Arguably, the core component is the one that generates recommendations for users; the recommender model (2). It is responsible for taking data, such as user preferences and descriptions of the items that can be recommended, and predicting which items will be of interest to a given set of users. By far, the vast amount of work reported in the field of RecSys concentrates on the recommender model. It can be easy to forget that an end-to-end system also has other important components.
Recommenders are very much garbage-in-garbage-out systems so it’s worth investing time in developing a suitable data collection and processing component (1). The inner workings of this component are very much use case specific but it’s common to have some data cleansing and normalisation steps plus some feature generation and selection capabilities. As the recommender model has an upstream dependency on this data, the quality of recommendations generated is constrained by the quality of the input data.
The recommendations generated by the recommender model often need some post-processing (3) before being shown to users. At this point, it’s common for some recommendations to be filtered out and some reranking to be applied. This component is typically responsible for making sure that the recommender doesn’t look stupid. It may implement some business logic such as not recommending certain types of items to particular users or trying to increase the diversity of the recommendations to give users a more varied selection of items to choose from. It’s worth noting that post-processing can be done in batch mode (i.e. offline), real-time mode (i.e. online) or as a combination of the two modes, depending upon the system’s requirements.
After post-processing the recommendations, there’s then a set of online modules (4) that are responsible for serving them and tracking their use. It’s here where you’ll define what needs to be stored in your logs in order to both report how your system is performing and perhaps to also learn from the usage and interactions. If you want to perform any online testing (e.g. A/B testing) of different methods for generating recommendations then this capability tends to also live here.
Once you have generated recommendations, you then need a way to show them to users. The user interface component (5) defines what users see and how they can interact with the recommender. It’s probably not a surprise to find out that the interface also has a big impact on the usefulness of a recommender system. In the future we’ll write about some good practices to follow here and some pitfalls to watch out for.
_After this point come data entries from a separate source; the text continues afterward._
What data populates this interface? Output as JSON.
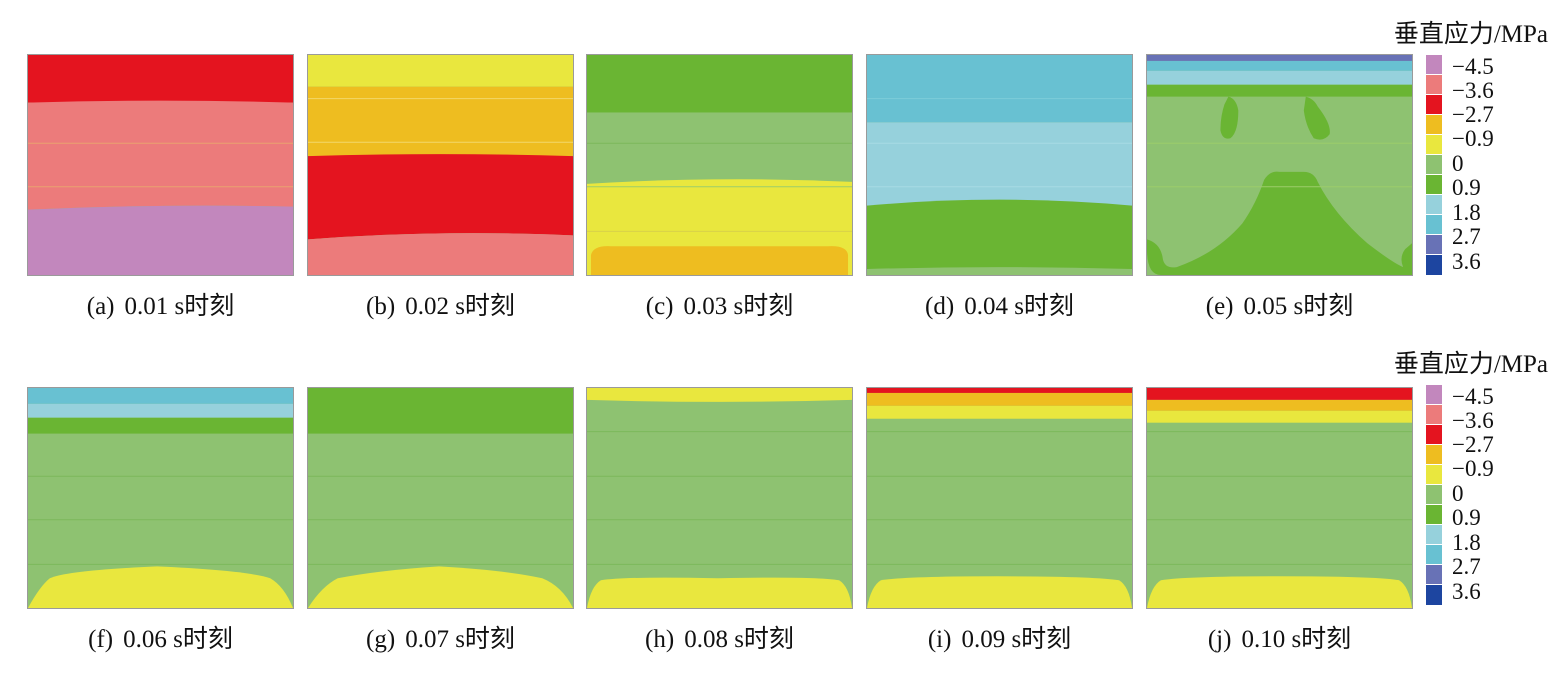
{
  "legend": {
    "title": "垂直应力/MPa",
    "levels": [
      {
        "label": "−4.5",
        "color": "#c287bd"
      },
      {
        "label": "−3.6",
        "color": "#ec7b7b"
      },
      {
        "label": "−2.7",
        "color": "#e4141f"
      },
      {
        "label": "−0.9",
        "color": "#eebd20"
      },
      {
        "label": "0",
        "color": "#e9e73e"
      },
      {
        "label": "0.9",
        "color": "#8ec271"
      },
      {
        "label": "1.8",
        "color": "#6ab533"
      },
      {
        "label": "2.7",
        "color": "#96d1dc"
      },
      {
        "label": "3.6",
        "color": "#68c1d2"
      },
      {
        "label": "",
        "color": "#6872b6"
      },
      {
        "label": "",
        "color": "#1d45a0"
      }
    ]
  },
  "panels": [
    {
      "id": "a",
      "letter": "(a)",
      "time": "0.01",
      "suffix": "s时刻"
    },
    {
      "id": "b",
      "letter": "(b)",
      "time": "0.02",
      "suffix": "s时刻"
    },
    {
      "id": "c",
      "letter": "(c)",
      "time": "0.03",
      "suffix": "s时刻"
    },
    {
      "id": "d",
      "letter": "(d)",
      "time": "0.04",
      "suffix": "s时刻"
    },
    {
      "id": "e",
      "letter": "(e)",
      "time": "0.05",
      "suffix": "s时刻"
    },
    {
      "id": "f",
      "letter": "(f)",
      "time": "0.06",
      "suffix": "s时刻"
    },
    {
      "id": "g",
      "letter": "(g)",
      "time": "0.07",
      "suffix": "s时刻"
    },
    {
      "id": "h",
      "letter": "(h)",
      "time": "0.08",
      "suffix": "s时刻"
    },
    {
      "id": "i",
      "letter": "(i)",
      "time": "0.09",
      "suffix": "s时刻"
    },
    {
      "id": "j",
      "letter": "(j)",
      "time": "0.10",
      "suffix": "s时刻"
    }
  ]
}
For example, it’s good practice to explain to users why they are being recommended an item (e.g. “You may like watching this movie because you liked movies X and Y”), as this makes the recommender’s decisions more transparent.
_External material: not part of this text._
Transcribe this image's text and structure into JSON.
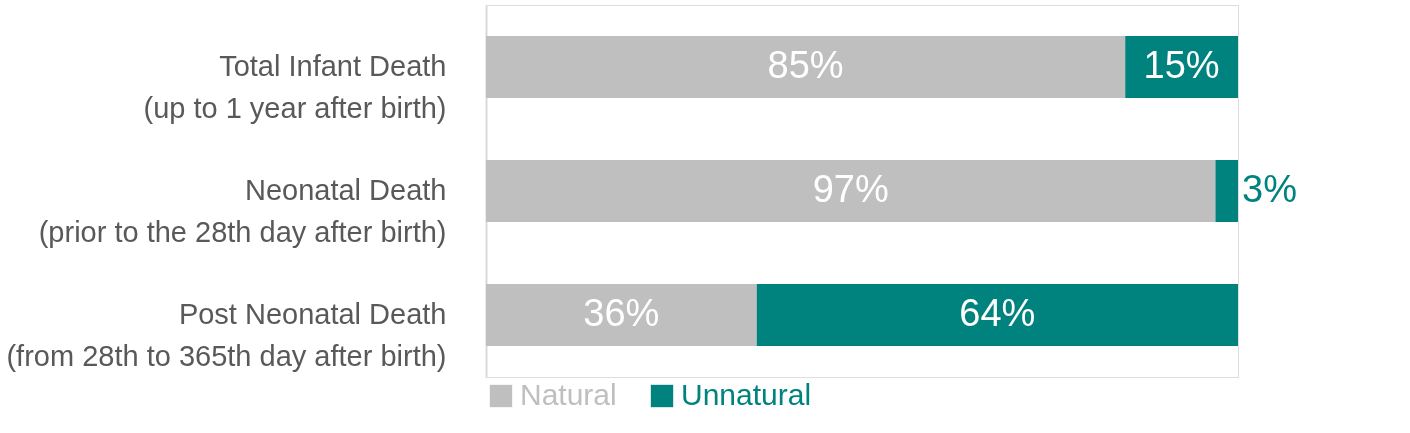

These five components can be developed in parallel or sequentially so you can structure their development however it suits you – depending on your team and your goals. In practice, you’ll often find that you want to develop some of the components more fully than others. For example, once you have the basic components in place, you may want to spend more time at the outset on making sure that the data collection and processing is done well and just have a shallow implementation of the recommender post-processing component. We’ll discuss the pros and cons of these approaches in future blog posts along with many practical examples of how to build these components up.